LOW TIDE ONLY!
To log this earthcache, please don’t stress about answering the questions. Simply send your best attempts in a private message to me, (the cache owner), and then go ahead and log it as found.
You don’t need to wait for my approval. All attempts will be accepted.
Go ahead and have fun learning! 
- [REQUIRED] Please post a photo in your log of yourself or a personal item at the sandbar to prove you visited the site.
- Watch the waves hit the sandbar. How do you think this current helped create the sandbar?
- How wide would you say the sandbar is at the time of your visit?
- How far is it from the beach to the rock outcrop?

You will be able to walk directly across the sandbar to the outcrop just off shore ONLY DURING LOW TIDE. However, you don't have to walk on the sandbar to do this earthcache. You simply have to be able to see it.
Sandbars begin forming underwater. As waves break, this pulls material from the shoreline, migrating further into the ocean. During heavy storms, large waves can build sandbars far from shore, until they rise above the water’s surface.
In this case, the sandbar at Green Bay has been developed between the beach and an outcrop just off shore.

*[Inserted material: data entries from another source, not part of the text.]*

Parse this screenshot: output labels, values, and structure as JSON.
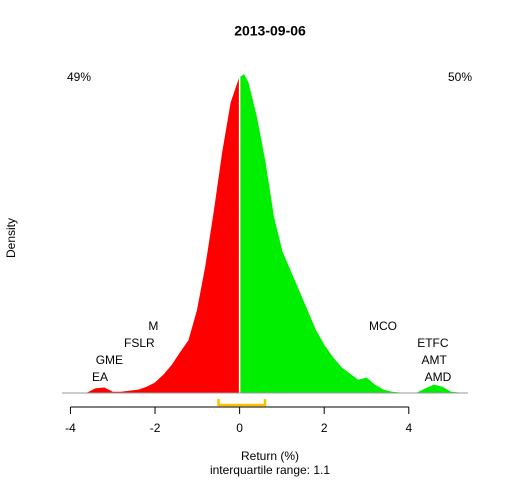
{
  "chart_data": {
    "type": "density",
    "title": "2013-09-06",
    "xlabel": "Return (%)",
    "ylabel": "Density",
    "subtitle": "interquartile range: 1.1",
    "xlim": [
      -4.2,
      5.4
    ],
    "ylim": [
      0,
      0.47
    ],
    "xticks": [
      -4,
      -2,
      0,
      2,
      4
    ],
    "split": 0,
    "left_color": "#ff0000",
    "right_color": "#00ee00",
    "iqr_color": "#ffc000",
    "iqr_bounds": [
      -0.5,
      0.6
    ],
    "left_share": {
      "value": 49,
      "label": "49%"
    },
    "right_share": {
      "value": 50,
      "label": "50%"
    },
    "x": [
      -3.6,
      -3.4,
      -3.2,
      -3.0,
      -2.8,
      -2.4,
      -2.2,
      -2.0,
      -1.8,
      -1.6,
      -1.4,
      -1.2,
      -1.0,
      -0.8,
      -0.6,
      -0.4,
      -0.2,
      0,
      0.1,
      0.2,
      0.4,
      0.6,
      0.8,
      1.0,
      1.2,
      1.4,
      1.6,
      1.8,
      2.0,
      2.2,
      2.4,
      2.6,
      2.8,
      3.0,
      3.2,
      3.4,
      3.6,
      3.8,
      4.2,
      4.4,
      4.6,
      4.8,
      5.0,
      5.2
    ],
    "values": [
      0,
      0.006,
      0.007,
      0.001,
      0.001,
      0.004,
      0.008,
      0.014,
      0.025,
      0.039,
      0.057,
      0.074,
      0.116,
      0.179,
      0.256,
      0.34,
      0.41,
      0.445,
      0.449,
      0.438,
      0.389,
      0.326,
      0.249,
      0.2,
      0.172,
      0.144,
      0.116,
      0.088,
      0.067,
      0.05,
      0.036,
      0.027,
      0.018,
      0.021,
      0.011,
      0.004,
      0.001,
      0,
      0,
      0.006,
      0.011,
      0.008,
      0.001,
      0
    ],
    "left_labels": [
      {
        "label": "EA",
        "x": -3.3
      },
      {
        "label": "GME",
        "x": -3.08
      },
      {
        "label": "FSLR",
        "x": -2.37
      },
      {
        "label": "M",
        "x": -2.04
      }
    ],
    "right_labels": [
      {
        "label": "MCO",
        "x": 3.39
      },
      {
        "label": "ETFC",
        "x": 4.57
      },
      {
        "label": "AMT",
        "x": 4.6
      },
      {
        "label": "AMD",
        "x": 4.69
      }
    ]
  }
}
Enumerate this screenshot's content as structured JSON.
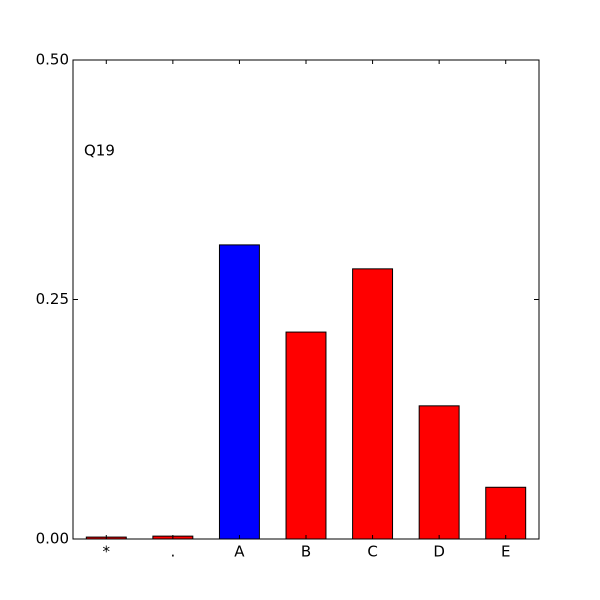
{
  "chart_data": {
    "type": "bar",
    "annotation": "Q19",
    "categories": [
      "*",
      ".",
      "A",
      "B",
      "C",
      "D",
      "E"
    ],
    "values": [
      0.002,
      0.003,
      0.307,
      0.216,
      0.282,
      0.139,
      0.054
    ],
    "colors": [
      "#ff0000",
      "#ff0000",
      "#0000ff",
      "#ff0000",
      "#ff0000",
      "#ff0000",
      "#ff0000"
    ],
    "ylim": [
      0,
      0.5
    ],
    "yticks": [
      {
        "value": 0,
        "label": "0.00"
      },
      {
        "value": 0.25,
        "label": "0.25"
      },
      {
        "value": 0.5,
        "label": "0.50"
      }
    ]
  }
}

The swirling turbulence of waves breaking off a beach excavates a trough in the sandy bottom. Some of this sand is carried forward onto the beach and the rest is deposited on the offshore flank of the trough. Sand suspended in the backwash and in rip currents adds to the bar, as does some sand moving shoreward from deeper water. The bar’s top is kept below still-water (half-wave height) level by the plunge of the waves breaking over it. Bars and troughs are most pronounced in the heavy surf of the stormy season; they also migrate shoreward in gentle seas and seaward in high seas. Thus, although sandbars have greatest relief in the stormy season, they are more submerged.
The image below is for another sandbar but does a good job of showing how water current can shape, and form a sandbar:

There are different types of sandbars. One type is called an Offshore Bar or a shoal. A shoal is a natural submerged ridge, bank, or bar that consists of, or is covered by, sand or other unconsolidated material, and rises from the bed of a body of water to near the surface. Often it refers to those submerged ridges, banks, or bars that rise near enough to the surface of a body of water. These types of sandbars are also known as sandbanks, or gravelbars. The sandbar is a submerged or partly exposed ridge of sand or coarse sediment that is built by waves offshore from a beach.

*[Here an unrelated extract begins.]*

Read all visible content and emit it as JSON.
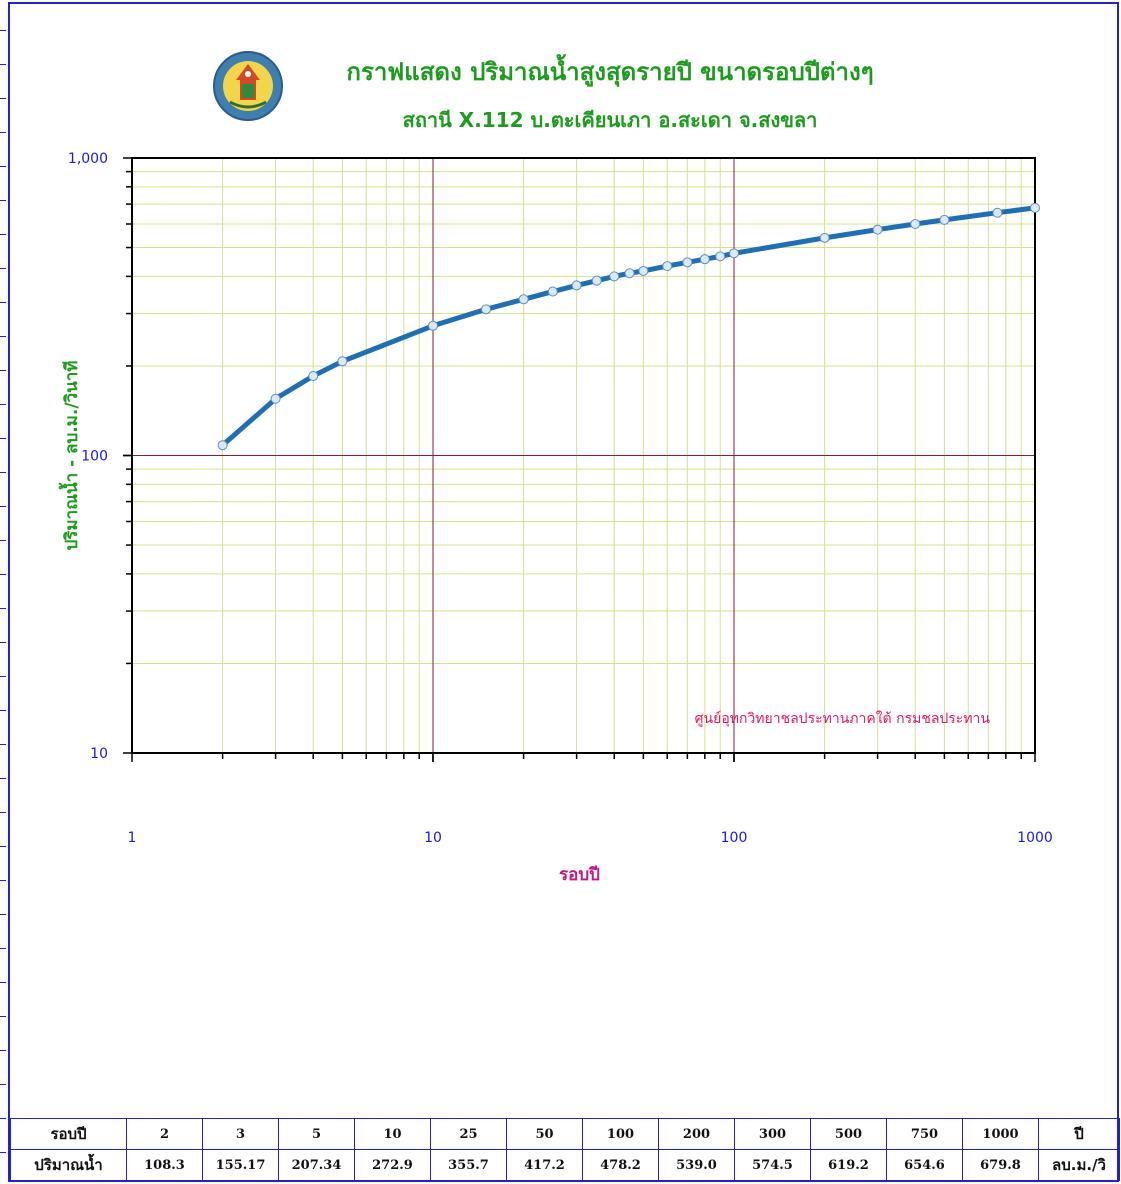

Bay-Mouth Bars may extend partially or entirely across the mouth of a bay; bay-head bars occur at the heads of bays, a short distance from shore.
Barrier Bars or beaches are exposed sandbars that may have formed during the period of high-water level of a storm or during the high-tide season. During a period of lower mean sea level they become emergent and are built up by swash and wind-carried sand; this causes them to remain exposed. Barrier bars are separated from beaches by shallow lagoons and cut the beach off from the open sea. They occur offshore from coastal plains except where the coasts are rocky; where the tidal fluctuation is great or more than 2 1/2 metres [8 feet]; or where there is little wave activity or sand. Barrier bars are common along low coasts, as off the shores of the Gulf of Mexico, where they parallel straight beaches. They often are cut by tidal inlets and are connected by underwater tidal deltas; they convert irregular shorelines to nearly straight ones.